NATUNA, harianmetropolitan.co.id- Ratusan warga Desa Sepempang menyatakan penolakan terhadap rencana masuknya Perusahaan Daerah Air Minum (PDAM) untuk mengambil alih pengelolaan air bersih di wilayah mereka. Penolakan tersebut ditegaskan langsung oleh Kepala Desa Sepempang, Muhammad Shalihin, yang menyampaikan bahwa seluruh warga sepakat mempertahankan pengelolaan air oleh desa melalui Badan Usaha Milik Desa (BUMDes), Rabu 3 Desember 2025.
Menurut Shalihin, alasan utama warga menolak adalah masalah tarif. Jika dikelola PDAM, tarif terendah mencapai Rp80.000 per bulan, sementara pengelolaan oleh desa dan BUMDes hanya Rp10.000 per bulan.

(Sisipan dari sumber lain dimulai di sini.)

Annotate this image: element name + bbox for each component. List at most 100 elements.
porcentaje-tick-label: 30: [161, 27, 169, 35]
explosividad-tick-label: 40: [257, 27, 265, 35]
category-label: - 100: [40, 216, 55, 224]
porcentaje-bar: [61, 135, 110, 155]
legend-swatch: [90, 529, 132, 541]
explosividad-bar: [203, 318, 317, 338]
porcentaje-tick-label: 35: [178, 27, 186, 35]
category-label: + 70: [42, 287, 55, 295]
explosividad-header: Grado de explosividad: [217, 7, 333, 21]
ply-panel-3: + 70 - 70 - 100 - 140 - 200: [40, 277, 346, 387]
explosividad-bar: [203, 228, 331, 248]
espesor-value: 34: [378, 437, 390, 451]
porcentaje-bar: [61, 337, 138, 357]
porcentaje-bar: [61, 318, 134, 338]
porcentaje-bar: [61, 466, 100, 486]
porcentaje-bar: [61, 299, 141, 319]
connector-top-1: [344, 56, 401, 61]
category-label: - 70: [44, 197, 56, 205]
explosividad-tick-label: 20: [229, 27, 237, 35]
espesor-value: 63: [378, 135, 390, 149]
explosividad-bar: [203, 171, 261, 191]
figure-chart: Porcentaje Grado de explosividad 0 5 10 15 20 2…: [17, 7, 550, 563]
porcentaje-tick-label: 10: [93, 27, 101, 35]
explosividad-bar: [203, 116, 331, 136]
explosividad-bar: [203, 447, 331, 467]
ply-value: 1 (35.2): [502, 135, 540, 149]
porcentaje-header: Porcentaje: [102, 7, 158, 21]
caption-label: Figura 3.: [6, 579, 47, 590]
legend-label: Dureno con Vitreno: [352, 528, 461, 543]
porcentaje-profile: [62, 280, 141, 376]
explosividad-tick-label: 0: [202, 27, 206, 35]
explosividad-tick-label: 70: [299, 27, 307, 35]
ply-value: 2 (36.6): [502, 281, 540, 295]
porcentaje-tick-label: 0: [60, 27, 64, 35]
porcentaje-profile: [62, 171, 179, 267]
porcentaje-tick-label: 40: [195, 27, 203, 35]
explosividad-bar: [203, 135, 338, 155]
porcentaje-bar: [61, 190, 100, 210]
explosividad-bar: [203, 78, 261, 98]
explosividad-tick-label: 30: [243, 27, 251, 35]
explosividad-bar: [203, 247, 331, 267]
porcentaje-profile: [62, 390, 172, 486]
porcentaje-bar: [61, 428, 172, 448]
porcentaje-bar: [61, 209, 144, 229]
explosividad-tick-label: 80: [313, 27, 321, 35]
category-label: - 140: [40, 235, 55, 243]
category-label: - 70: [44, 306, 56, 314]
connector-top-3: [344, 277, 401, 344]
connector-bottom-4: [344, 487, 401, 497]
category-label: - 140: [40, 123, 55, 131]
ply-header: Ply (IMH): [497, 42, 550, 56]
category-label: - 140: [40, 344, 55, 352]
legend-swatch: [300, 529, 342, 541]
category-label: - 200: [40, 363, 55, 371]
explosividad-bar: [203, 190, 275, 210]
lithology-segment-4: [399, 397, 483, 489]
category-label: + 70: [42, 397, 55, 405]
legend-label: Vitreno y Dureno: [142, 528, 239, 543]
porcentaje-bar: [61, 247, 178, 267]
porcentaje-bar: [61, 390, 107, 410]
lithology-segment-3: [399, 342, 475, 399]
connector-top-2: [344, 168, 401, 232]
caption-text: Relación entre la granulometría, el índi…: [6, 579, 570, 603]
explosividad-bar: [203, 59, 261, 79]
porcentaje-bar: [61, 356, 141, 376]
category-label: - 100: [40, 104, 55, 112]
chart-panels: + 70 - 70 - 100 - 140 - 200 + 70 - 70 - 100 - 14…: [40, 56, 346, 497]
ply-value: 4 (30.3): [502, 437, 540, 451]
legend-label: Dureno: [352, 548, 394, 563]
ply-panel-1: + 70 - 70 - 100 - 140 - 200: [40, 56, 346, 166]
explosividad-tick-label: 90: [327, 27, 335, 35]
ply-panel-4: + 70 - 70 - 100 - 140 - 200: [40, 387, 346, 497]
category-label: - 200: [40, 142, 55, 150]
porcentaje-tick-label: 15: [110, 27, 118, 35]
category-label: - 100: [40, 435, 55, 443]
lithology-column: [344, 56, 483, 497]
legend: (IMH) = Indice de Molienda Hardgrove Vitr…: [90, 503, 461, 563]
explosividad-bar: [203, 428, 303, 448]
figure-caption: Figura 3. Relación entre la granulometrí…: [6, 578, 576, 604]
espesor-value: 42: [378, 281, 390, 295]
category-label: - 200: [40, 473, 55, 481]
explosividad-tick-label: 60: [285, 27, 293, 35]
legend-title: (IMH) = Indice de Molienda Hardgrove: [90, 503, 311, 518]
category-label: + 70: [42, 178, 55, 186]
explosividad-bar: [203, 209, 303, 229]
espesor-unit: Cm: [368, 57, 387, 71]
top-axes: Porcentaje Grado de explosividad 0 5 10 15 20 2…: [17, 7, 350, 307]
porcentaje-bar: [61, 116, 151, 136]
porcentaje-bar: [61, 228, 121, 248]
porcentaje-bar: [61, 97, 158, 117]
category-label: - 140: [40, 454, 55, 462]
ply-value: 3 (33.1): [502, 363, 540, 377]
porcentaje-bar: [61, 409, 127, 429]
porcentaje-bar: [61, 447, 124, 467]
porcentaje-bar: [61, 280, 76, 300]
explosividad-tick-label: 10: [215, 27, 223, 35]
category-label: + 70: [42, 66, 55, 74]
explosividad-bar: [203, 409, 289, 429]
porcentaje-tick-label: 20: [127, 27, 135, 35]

“Semua warga menolak pengelolaan air bersih oleh PDAM. Tarif PDAM paling rendah Rp80.000, sedangkan tarif desa hanya Rp10.000. Ini sangat jauh berbeda dan memberatkan masyarakat,” jelasnya.
Selain persoalan tarif, pemerintah desa juga menilai bahwa menyerahkan pengelolaan kepada PDAM akan berdampak pada hilangnya pendapatan asli desa (PADes) dari sektor air bersih. Selama ini, BUMDes Sepempang mampu mengelola sumber air secara maksimal dan dianggap memberikan manfaat langsung bagi masyarakat.

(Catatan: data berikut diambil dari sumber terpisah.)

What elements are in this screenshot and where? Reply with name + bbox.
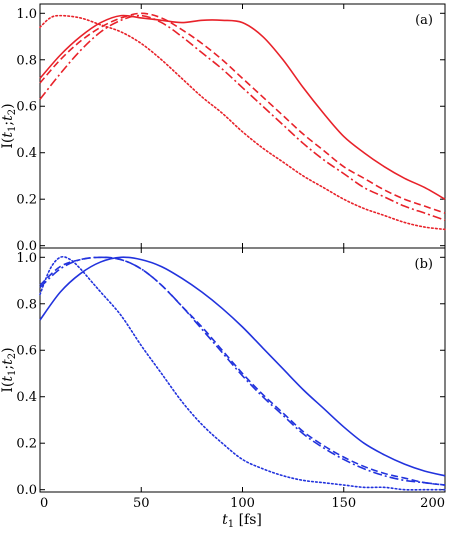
panel-b-ylabel: I(t1;t2) [0,347,18,392]
panel-a: 0.0 0.2 0.4 0.6 0.8 1.0 (a) I(t1;t2) [0,3,446,254]
x-tick-label-b: 0 [40,496,48,511]
panel-a-frame [39,3,446,249]
panel-a-ylabel: I(t1;t2) [0,103,18,148]
x-tick-label-b: 150 [331,496,356,511]
y-tick-label-a: 0.4 [16,146,37,161]
y-tick-label-b: 0.8 [16,297,37,312]
series-line-a-dotted [39,14,446,231]
y-tick-label-b: 1.0 [16,251,37,266]
panel-a-tag: (a) [415,13,433,28]
series-line-b-dotted [39,255,446,491]
y-tick-label-b: 0.4 [16,390,37,405]
panel-b-series [39,255,446,491]
panel-b-ticks: 0.0 0.2 0.4 0.6 0.8 1.0 0 50 100 150 200 [16,248,446,511]
y-tick-label-a: 0.2 [16,193,37,208]
y-tick-label-a: 1.0 [16,7,37,22]
x-tick-label-b: 200 [420,496,445,511]
series-line-b-solid [39,256,446,477]
y-tick-label-b: 0.2 [16,437,37,452]
series-line-b-dash-dot [39,256,446,486]
panel-a-series [39,12,446,231]
y-tick-label-b: 0.0 [16,483,37,498]
x-axis-label: t1 [fs] [222,512,262,530]
panel-a-ticks: 0.0 0.2 0.4 0.6 0.8 1.0 [16,4,446,254]
panel-b: 0.0 0.2 0.4 0.6 0.8 1.0 0 50 100 150 200 (b) I(t1;… [0,247,446,530]
y-tick-label-a: 0.6 [16,100,37,115]
y-tick-label-b: 0.6 [16,344,37,359]
panel-b-tag: (b) [415,257,433,272]
series-line-a-dash-dot [39,14,446,221]
series-line-a-dashed [39,12,446,214]
x-tick-label-b: 50 [133,496,150,511]
x-tick-label-b: 100 [230,496,255,511]
series-line-a-solid [39,14,446,200]
y-tick-label-a: 0.8 [16,53,37,68]
y-tick-label-a: 0.0 [16,239,37,254]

“Kami khawatir pendapatan asli desa akan hilang bila pengelolaan dialihkan. Prinsip kami, Desa Sepempang mampu mengelola air bersih secara mandiri melalui BUMDes. Selama ini pengelolaan berjalan baik, warga merasa cukup dan nyaman,” tegas Shalihin.
Pemerintah Desa Sepempang bersama warga berkomitmen mempertahankan sistem yang sudah berjalan, sembari berharap pemerintah daerah memberikan ruang bagi desa untuk terus mengelola potensi air bersih secara mandiri tanpa intervensi pihak luar.